Postcards from the Edge

of Bangladesh

The hell that is the G.P.O

Needless to say my trip to the general post office did not go well.

Firstly, it was a long sweaty hour long CNG ride over there. And it is hot in Dhaka yesterday. But isn’t it always. 

The G.P.O (as it is affectionately known) is a ha-uge place. And the counters for foreign mail are on the oooother side. So a good 10 minute walk finds me at the foreign mail section. In my hands I hold a letter that I can’t read, but am reliably told by VSO  is the evidence required that the G.P.O are holding my packages hostage until I pay them a visit.

It all starts off quite well. A well wisher helps me find the place I need to be in. I thought he was a G.P.O employee, but turns out he is just a pleasant chap who saw a badeshi who needed help. And he stayed with me the entire time, running interference between the illogical number of people we had to speak. The man deserves a medal.

First, I am told I should have on my person the afore mentioned letter AND an application form. Um, I don’t have an application form. Well, turns out neither do they. As they don’t supply the application forms they demand. You get the application form from another counter, in another building, in another part of Dhaka. So sweet smiles, and a bit of throwing some Bangla words around (they love that stuff here), and the G.P.O. man hand writes my application form. Which I then sign. No idea what it said, but it looked very pretty. 

Then my application form gets handed to the guy sitting at the next door desk. Who isn’t there. So we wait 20mins for him to come back. He does some stuff, stamps things and writes things. Then I’m directed with forms to the supervisor, who does some stuff, stamps things and writes things. Then I’m sent to another room down the corridor . Here someone looks for my package. And actually it turns out I have two waiting for me. BONUS. Eventually packages are tracked down, quite by mistake I can only assume as there is no rhyme or reason that I can see to the stacks of parcels. Then me and my form to go the next person, who does some stuff, stamps things and writes things. Then we wait.

And wait.

Then the customs person comes to inspect my packages. So they both get opened. And everything within them gets opened. And inspected, by about 6 guys. So the pleasure of discovering what is in my packages is spoilt by 6 pairs of hands rummaging through everything, while I hang around the edge of the bun-fight trying to see what’s going on.

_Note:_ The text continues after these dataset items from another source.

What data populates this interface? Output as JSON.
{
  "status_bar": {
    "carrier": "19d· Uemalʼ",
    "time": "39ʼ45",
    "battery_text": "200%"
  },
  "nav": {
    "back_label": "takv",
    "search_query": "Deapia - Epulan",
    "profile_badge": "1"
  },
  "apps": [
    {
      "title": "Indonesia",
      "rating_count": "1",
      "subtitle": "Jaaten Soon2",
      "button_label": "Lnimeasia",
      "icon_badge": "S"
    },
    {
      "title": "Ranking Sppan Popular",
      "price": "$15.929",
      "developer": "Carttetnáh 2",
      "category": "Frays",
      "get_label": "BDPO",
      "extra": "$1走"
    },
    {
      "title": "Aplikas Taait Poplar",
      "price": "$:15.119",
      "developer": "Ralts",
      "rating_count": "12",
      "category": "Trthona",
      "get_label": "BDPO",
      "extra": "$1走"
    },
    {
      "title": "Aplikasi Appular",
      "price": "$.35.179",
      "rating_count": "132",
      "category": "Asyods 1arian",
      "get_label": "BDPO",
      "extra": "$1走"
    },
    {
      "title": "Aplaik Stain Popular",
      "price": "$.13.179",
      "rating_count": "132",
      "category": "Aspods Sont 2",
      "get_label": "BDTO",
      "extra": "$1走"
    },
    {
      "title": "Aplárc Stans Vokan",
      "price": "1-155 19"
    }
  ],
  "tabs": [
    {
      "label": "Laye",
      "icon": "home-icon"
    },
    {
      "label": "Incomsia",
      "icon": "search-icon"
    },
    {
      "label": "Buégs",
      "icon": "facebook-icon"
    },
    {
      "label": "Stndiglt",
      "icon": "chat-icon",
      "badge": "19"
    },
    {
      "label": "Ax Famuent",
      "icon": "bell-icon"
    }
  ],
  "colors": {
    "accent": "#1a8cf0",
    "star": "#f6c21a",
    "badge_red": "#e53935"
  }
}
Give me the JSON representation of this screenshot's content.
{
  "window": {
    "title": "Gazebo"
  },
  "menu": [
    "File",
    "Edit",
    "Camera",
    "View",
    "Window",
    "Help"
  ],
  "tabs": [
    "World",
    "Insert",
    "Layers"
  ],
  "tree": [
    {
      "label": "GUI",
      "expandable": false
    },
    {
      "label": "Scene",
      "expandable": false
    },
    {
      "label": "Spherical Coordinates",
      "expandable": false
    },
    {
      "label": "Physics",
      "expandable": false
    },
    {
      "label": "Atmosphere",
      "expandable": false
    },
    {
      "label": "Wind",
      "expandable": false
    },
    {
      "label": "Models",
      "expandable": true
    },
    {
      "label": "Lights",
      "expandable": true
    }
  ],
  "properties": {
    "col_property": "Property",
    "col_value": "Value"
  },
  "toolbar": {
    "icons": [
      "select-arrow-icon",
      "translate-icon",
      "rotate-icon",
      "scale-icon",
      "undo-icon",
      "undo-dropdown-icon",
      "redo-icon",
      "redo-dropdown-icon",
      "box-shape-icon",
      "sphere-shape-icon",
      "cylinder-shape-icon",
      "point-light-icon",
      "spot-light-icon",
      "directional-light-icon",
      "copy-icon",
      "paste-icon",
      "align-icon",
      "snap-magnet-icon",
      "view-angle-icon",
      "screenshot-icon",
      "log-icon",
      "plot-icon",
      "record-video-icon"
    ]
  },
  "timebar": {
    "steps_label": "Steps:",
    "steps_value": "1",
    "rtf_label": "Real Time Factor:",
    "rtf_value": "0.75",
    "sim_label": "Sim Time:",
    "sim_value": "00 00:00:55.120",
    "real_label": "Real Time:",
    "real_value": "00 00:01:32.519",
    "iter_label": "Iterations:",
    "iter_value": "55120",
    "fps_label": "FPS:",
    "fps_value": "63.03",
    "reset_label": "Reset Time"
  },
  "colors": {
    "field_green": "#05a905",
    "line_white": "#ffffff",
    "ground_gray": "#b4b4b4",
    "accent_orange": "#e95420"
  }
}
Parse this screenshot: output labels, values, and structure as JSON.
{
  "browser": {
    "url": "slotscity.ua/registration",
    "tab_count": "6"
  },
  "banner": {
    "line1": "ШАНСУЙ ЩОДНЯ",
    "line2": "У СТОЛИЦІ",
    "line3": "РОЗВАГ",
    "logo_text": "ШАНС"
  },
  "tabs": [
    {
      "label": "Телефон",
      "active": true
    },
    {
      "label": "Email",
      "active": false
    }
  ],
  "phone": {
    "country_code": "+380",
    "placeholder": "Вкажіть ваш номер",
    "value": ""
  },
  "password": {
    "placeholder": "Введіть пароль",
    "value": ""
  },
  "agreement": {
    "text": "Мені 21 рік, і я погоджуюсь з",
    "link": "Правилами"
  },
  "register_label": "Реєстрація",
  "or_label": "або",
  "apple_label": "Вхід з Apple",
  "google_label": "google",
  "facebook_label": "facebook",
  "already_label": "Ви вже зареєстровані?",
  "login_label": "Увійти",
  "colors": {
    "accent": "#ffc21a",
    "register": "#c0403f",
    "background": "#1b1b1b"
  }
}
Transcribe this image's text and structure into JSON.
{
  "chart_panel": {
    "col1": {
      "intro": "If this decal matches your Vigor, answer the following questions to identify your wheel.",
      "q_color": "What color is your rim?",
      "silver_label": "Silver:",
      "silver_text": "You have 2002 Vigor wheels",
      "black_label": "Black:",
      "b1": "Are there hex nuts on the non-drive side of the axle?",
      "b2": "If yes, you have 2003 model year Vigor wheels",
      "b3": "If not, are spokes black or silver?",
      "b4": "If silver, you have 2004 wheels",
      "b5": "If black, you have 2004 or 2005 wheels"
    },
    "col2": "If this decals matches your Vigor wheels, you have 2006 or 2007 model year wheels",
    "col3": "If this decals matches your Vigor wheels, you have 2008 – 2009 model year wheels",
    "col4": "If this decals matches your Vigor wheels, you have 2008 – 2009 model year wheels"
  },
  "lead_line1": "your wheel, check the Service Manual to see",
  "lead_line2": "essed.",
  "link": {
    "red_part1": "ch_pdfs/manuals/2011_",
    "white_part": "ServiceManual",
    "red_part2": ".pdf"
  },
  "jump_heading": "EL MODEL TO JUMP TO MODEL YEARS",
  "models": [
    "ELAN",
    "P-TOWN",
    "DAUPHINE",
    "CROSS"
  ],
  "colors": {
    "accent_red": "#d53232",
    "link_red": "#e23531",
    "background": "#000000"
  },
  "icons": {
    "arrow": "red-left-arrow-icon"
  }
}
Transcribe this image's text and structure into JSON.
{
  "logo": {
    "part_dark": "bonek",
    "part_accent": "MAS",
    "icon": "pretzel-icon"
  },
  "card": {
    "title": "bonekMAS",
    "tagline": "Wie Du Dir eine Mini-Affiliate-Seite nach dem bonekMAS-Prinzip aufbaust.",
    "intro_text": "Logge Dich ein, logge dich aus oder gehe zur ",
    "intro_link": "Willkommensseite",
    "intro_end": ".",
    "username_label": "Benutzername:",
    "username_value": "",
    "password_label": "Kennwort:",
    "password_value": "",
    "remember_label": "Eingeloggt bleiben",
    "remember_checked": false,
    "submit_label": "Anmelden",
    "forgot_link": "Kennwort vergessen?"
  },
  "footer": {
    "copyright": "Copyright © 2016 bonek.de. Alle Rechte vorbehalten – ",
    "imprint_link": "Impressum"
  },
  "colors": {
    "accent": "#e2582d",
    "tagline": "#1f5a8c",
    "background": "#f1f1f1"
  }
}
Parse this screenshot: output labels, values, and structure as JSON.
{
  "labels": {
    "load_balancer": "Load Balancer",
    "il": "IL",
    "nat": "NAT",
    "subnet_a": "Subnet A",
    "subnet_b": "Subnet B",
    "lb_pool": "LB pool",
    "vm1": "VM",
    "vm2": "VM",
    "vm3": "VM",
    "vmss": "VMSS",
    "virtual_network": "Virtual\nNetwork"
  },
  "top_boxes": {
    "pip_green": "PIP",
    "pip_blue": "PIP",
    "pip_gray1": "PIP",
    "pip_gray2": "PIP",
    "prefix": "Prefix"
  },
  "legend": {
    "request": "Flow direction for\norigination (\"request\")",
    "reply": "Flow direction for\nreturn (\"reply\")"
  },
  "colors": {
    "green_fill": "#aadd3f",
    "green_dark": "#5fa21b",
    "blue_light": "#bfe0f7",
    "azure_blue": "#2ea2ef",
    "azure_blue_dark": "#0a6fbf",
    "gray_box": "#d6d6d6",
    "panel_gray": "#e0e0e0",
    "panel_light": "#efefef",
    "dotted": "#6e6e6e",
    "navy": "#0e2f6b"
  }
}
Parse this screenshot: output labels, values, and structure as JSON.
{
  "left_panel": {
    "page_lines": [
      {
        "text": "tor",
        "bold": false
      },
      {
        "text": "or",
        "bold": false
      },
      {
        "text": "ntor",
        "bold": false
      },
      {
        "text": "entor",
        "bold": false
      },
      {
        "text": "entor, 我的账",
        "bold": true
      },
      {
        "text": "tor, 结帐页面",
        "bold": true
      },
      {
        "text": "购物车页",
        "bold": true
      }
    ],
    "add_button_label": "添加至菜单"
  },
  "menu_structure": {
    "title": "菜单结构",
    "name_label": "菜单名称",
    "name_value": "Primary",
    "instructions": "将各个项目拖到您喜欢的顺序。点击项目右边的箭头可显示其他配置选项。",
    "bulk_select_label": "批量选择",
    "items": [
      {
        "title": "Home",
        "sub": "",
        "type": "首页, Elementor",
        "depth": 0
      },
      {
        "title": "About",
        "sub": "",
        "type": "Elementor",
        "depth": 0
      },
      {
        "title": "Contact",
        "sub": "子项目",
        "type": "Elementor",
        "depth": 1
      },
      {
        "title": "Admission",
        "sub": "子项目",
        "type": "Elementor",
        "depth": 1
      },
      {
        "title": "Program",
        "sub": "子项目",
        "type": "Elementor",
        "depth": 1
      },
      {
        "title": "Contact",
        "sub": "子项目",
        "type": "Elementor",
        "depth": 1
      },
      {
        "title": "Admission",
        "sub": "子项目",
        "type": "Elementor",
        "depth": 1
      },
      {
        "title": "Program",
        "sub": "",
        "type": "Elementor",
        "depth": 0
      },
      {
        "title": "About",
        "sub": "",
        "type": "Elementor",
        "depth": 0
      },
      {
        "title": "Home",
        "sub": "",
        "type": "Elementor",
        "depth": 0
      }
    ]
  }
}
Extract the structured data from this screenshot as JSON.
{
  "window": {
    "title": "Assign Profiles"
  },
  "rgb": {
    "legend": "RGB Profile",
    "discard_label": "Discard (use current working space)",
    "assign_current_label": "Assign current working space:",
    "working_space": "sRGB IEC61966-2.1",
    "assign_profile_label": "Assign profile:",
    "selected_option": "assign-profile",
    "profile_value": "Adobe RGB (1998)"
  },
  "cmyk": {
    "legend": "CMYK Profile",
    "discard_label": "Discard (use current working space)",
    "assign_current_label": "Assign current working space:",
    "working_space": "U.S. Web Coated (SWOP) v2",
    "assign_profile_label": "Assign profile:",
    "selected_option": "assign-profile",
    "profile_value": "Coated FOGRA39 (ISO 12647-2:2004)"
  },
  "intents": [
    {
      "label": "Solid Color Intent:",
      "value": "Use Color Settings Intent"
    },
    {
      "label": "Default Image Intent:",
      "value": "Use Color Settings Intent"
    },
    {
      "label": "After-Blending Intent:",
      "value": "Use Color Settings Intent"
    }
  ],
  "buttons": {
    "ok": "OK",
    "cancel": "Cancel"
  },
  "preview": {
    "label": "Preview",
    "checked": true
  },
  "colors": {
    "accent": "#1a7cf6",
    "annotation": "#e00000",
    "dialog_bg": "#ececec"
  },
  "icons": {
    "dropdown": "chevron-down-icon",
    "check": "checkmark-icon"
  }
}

Various questions are asked. E.g. Are these sanitary pads? No, they are cleaning pads I read about on the internet to try get my Mac back to it’s former glory. The creams, deodorants etc are opened and smelled. Someone comments on the nice smelling deodorant. I’m so glad they approve. The daily disposable contact lenses require much consideration and cause much consternation. One of the packs is taken off for independent analysis.

Independent analysis over. Right, this is it I think, I’m in the home stretch now. Things start to slow down, people start leaving the room. Um, what’s going on and when can I get my parcels and get out of here?

Sorry madame, time is up.

Eh? What? Yes, work is now finished for the day, you will have to come back again tomorrow.

You. Cannot. Be. Serious.

Turns out they were. Very serious. And my badeshi tantrum counted for naught. The clock had struck 4:30 and they had clocked off.

To I have to repeat this charming experience again this morning. Arse.

P.S. This is however NO reason to stop sending packages and parcels. I still don’t know my packages have been held hostage, other people’s get through to the VSO office just fine. Guess I was unlucky. And FYI  a parcel from the outside world is worth 5 times this hassle.


1 Comment»

  Amanda wrote @

Thanks goodness … was starting to think we were all in for a bollocking for sending said packages in first place. So keep sending them we will. Maybe smaller ones … that might escape through the net easier ??